In any case, the UN Partition Plan was never implemented and Israel was created as a result of the devastating 1948 War. However, the seeds of Jewish domination had already been planted, domination we are not able to shake until this day.

For one, the idea of partitioning Palestine and giving the majority of the country to a mostly immigrant population is outrageous. It is no secret that Palestine was not even the Zionist movement's only choice of a homeland for the Jews. Places such as Uganda were floated way before the persecution of Jews in WWII. However, the Holocaust and the subsequent isolation of Jews as a people was the catalyst for this expedited move to Palestine, especially since Jews (both indigenous and immigrants) already had a foothold in the holy land.

Plus there was the religious element, which Zionism exploited for making its legitimate claims to the country. These factors and no doubt many more colluded to create an invincible firewall against any real resistance to the creation of a Jewish entity in Palestine.

The rest is history. Since the Arab League rejected the plan – understandably – the parties went to war. Although in retrospect, it may seem to an outsider that the Partition Plan was the most rational and logical solution to the problem of creating a Jewish homeland and accommodating the Palestinians all at the same time, nothing could be farther from the truth. From a Palestinian and Arab perspective, this was a huge injustice, a violation of rights and an enforced domination. Jews once lived in Palestine peacefully alongside other Palestinians as a religious minority before 1948. Historically, Palestinians held no grudges against Jews per se. Tensions only began to rise as politically motivated Jews with colonialist aspirations began to encroach on Palestinian land.

Today, this dominating/dominated relationship has yet to perish. The Balfour Declaration and the UN Partition Plan offered a level of legitimization to the Jews which they had never before experienced. These two historical landmarks also cemented the notion of Jews as a nation-people rather than a religious group. Hence, as a nation, they automatically became entitled to the rights of any other nation, namely statehood. The religious claims to the "ancient land of Israel" further strengthened Zionism's argument that Jews had a right to Palestine.
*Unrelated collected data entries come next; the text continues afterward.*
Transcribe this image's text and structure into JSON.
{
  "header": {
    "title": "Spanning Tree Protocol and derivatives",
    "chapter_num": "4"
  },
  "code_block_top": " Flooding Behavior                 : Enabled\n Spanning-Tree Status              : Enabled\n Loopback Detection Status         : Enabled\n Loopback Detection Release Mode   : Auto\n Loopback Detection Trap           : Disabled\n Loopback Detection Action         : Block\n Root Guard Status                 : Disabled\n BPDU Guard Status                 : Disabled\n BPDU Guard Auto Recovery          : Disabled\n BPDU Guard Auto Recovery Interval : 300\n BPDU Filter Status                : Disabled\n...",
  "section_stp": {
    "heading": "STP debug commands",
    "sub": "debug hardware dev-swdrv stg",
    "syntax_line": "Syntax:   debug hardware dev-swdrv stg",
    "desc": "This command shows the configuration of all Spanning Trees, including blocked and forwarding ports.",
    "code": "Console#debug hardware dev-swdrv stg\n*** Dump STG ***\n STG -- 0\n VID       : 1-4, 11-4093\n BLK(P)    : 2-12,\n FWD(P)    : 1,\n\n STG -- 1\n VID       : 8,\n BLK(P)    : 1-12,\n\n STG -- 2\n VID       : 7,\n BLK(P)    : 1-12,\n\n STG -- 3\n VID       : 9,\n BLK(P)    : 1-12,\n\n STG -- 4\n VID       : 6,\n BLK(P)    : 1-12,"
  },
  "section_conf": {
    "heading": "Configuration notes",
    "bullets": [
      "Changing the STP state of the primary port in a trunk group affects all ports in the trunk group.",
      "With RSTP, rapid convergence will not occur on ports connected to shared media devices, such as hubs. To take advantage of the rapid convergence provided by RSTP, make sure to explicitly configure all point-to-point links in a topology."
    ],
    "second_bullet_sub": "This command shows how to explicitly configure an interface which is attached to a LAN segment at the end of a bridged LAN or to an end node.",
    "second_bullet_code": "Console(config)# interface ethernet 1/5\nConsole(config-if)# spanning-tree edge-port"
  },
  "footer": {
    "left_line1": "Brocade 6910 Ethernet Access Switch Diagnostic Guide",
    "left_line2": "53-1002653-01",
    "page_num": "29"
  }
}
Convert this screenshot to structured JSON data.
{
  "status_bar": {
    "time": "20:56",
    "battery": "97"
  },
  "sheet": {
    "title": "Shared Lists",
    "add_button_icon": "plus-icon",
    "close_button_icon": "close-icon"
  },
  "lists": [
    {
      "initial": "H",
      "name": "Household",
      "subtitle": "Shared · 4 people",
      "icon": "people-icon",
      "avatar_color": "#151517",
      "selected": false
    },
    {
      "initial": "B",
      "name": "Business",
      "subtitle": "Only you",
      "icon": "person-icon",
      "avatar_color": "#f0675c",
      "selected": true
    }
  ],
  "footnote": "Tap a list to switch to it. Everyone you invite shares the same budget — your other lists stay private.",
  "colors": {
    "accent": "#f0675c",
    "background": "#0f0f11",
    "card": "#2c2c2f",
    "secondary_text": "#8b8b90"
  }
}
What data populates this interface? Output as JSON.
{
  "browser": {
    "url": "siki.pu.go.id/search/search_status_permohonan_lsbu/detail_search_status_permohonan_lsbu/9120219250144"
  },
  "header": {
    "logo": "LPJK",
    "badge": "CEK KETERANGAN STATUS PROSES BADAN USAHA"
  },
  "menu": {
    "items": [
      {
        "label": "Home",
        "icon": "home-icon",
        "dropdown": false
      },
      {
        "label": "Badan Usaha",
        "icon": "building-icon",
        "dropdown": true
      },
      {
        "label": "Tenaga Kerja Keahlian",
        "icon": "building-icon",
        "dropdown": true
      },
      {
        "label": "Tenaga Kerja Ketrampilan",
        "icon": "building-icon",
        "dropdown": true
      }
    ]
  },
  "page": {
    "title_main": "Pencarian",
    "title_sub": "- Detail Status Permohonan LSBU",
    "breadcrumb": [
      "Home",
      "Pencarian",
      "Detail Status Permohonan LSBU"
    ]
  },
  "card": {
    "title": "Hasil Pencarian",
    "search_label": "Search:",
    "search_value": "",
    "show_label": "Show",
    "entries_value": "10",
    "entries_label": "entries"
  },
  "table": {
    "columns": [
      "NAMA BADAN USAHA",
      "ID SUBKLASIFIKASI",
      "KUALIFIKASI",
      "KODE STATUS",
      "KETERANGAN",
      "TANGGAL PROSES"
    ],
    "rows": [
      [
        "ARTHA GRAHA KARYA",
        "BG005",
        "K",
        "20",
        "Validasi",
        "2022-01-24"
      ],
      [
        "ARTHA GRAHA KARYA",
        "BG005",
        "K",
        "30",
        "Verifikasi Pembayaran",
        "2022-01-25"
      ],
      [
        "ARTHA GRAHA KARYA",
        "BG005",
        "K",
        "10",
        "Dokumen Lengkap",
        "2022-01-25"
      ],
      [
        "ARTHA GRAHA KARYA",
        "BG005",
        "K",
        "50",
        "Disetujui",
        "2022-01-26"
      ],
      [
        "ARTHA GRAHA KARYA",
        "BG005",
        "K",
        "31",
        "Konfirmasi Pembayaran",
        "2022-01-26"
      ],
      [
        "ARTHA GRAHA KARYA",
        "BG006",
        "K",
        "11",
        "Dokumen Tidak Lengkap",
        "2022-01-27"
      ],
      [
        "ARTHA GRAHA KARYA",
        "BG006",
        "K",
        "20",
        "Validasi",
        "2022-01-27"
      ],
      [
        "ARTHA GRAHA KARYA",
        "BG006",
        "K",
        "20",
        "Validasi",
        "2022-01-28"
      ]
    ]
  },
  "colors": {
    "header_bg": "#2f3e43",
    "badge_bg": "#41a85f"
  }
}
Now, with the dismal state of affairs Palestinians find themselves in over 60 years later, one may ask whether the decision to reject the partition plan was the right thing to do. The fact is, Palestinians are haggling over much less than what the UN decision initially granted it, including a Jerusalem that would have maintained special international status. Israel has swallowed up far more land than what the partition originally proposed and is violating international law by continuing to build settlements on occupied Palestinian land – land, it might be added, from which the UN has called on it to withdraw.

Still, with all of the misfortunes that befell the Palestinians since then, one could not envision a different scenario. Palestinians lived on the land of Palestine for centuries, undisputed. All of a sudden, foreign, European immigrants with grand colonialist ideas began to seep in stealthily, claiming land and property as their own, granted to them by hidden and powerful hands. Just as suddenly, an "offer" is put before them to divide their country. Some of the most fertile areas of Palestine would go to these foreigners while the rest would be theirs. Of course the Arabs and Palestinians did not accept. That would have been absurd.